DC Operating Point Analysis calculates the behavior of a circuit when a DC voltage or current is applied to it. The result of this analysis is generally referred as the bias point or quiescent point, Q-point. In most cases, the results of the DC Operating Point Analysis are intermediate values for further analysis.
DC Sweep Analysis is used to calculate a circuits’ bias point over a range of values. This procedure allows you to simulate a circuit many times, sweeping the DC values within a predetermined range. You can control the source values by choosing the start and stop values and the increment for the DC range. The bias point of the circuit is calculated for each value of the sweep.
In Transient Analysis Multisim computes the circuit’s response as a function of time. This analysis divides the time into segments and calculates the voltage and current levels for each given interval. Finally, the results, voltage versus time, are presented in the Grapher View.
AC Analysis is used to calculate the small-signal response of a circuit. In AC Analysis, the DC operating point is first calculated to obtain linear, small-signal models for all nonlinear components. Then, the equivalent circuit is analyzed from a start to a stop frequency. The result of an AC Analysis is displayed in two parts: gain versus frequency and phase versus frequency.
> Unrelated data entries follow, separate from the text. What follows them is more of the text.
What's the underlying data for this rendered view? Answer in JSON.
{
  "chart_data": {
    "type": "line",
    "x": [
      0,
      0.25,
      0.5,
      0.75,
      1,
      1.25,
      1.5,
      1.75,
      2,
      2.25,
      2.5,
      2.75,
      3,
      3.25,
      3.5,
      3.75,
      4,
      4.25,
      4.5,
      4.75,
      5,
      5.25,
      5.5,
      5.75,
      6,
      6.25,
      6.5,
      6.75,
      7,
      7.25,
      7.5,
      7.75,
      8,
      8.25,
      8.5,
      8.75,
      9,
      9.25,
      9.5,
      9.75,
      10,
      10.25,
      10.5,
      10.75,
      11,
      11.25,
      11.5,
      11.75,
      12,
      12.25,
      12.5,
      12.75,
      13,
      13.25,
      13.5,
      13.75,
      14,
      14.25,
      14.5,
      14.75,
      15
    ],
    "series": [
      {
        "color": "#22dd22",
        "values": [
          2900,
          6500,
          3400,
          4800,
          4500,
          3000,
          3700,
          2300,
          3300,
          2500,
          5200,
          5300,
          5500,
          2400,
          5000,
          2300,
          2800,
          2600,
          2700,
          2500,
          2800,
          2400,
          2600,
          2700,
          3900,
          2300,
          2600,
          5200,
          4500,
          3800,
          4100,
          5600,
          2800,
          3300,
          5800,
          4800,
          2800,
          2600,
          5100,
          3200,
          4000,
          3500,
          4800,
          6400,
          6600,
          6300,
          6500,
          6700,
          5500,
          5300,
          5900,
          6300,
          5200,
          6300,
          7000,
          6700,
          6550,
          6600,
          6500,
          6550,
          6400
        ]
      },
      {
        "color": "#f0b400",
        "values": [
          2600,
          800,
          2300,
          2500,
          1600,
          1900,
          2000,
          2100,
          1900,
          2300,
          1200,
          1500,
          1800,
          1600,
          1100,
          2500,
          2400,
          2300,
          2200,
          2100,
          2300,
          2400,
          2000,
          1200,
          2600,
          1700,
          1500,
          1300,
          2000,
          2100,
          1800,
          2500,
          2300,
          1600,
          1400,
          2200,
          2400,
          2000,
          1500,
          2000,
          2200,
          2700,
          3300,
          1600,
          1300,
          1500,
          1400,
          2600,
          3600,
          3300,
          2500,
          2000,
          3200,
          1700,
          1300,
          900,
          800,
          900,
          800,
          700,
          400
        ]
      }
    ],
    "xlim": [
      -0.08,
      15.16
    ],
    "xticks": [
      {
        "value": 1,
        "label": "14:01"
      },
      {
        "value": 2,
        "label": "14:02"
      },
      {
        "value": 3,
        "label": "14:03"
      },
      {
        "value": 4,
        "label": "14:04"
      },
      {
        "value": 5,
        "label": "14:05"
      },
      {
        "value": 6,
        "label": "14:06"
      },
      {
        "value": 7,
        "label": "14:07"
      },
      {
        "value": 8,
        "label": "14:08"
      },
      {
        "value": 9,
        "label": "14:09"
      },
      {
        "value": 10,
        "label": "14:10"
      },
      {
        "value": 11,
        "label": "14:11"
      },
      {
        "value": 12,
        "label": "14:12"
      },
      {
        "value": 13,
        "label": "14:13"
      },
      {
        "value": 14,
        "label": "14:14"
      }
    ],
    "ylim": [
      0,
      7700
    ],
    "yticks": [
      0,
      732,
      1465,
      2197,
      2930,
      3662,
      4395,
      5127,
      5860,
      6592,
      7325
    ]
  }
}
Using Temperature Sweep Analysis you can quickly verify the operation of your circuit by simulating it at different temperatures. The effect is the same as simulating the circuit several times, once for each temperature. You control the temperature values by choosing start, stop and increment values.
Fourier Analysis is a method of analyzing complex periodic waveforms. It permits any nonsinusoidal period function to be resolved into sine or cosine waves, possibly an infinite number, and a DC component. This permits further analysis and allows you to determine the effect of combining the waveform with other signals.
Worst Case Analysis is a statistical technique that uses a “what if” approach to provide a practical result and its primary purpose is to identify the most critical components of a circuit. This analysis helps you answer the question: What will be the worst possible effects of variations in component parameters?
Noise Analysis calculates the noise contribution from each resistor and semiconductor device at the specified output node. Multisim creates a noise model of the circuit using noise models of each resistor and semiconductor devices and then performs AC-like analysis. It calculates the noise contribution of each component and propagates it to the output of the circuit sweeping through the frequency range specified.
Noise Figure Analysis is used to specify exactly how noisy a device is. For a transistor, noise figure is simply a measure of how much noise the transistor adds to the signal during the amplification process. In a circuit network, the noise figure is used as a figure of merit to compare the noise in a network with the noise in an ideal or noiseless network. It is a measure of the degradation in signal-to-noise ratio (SNR) between the input and output ports of a network.
With Parameter Sweep Analysis you can verify the operation of a circuit by simulation across a range of values for a component parameter. The effect is the same as simulating the circuit several times, once for each value. You control the parameter values by choosing a start value, end value, type of sweep that you wish to simulate and the desired increment value.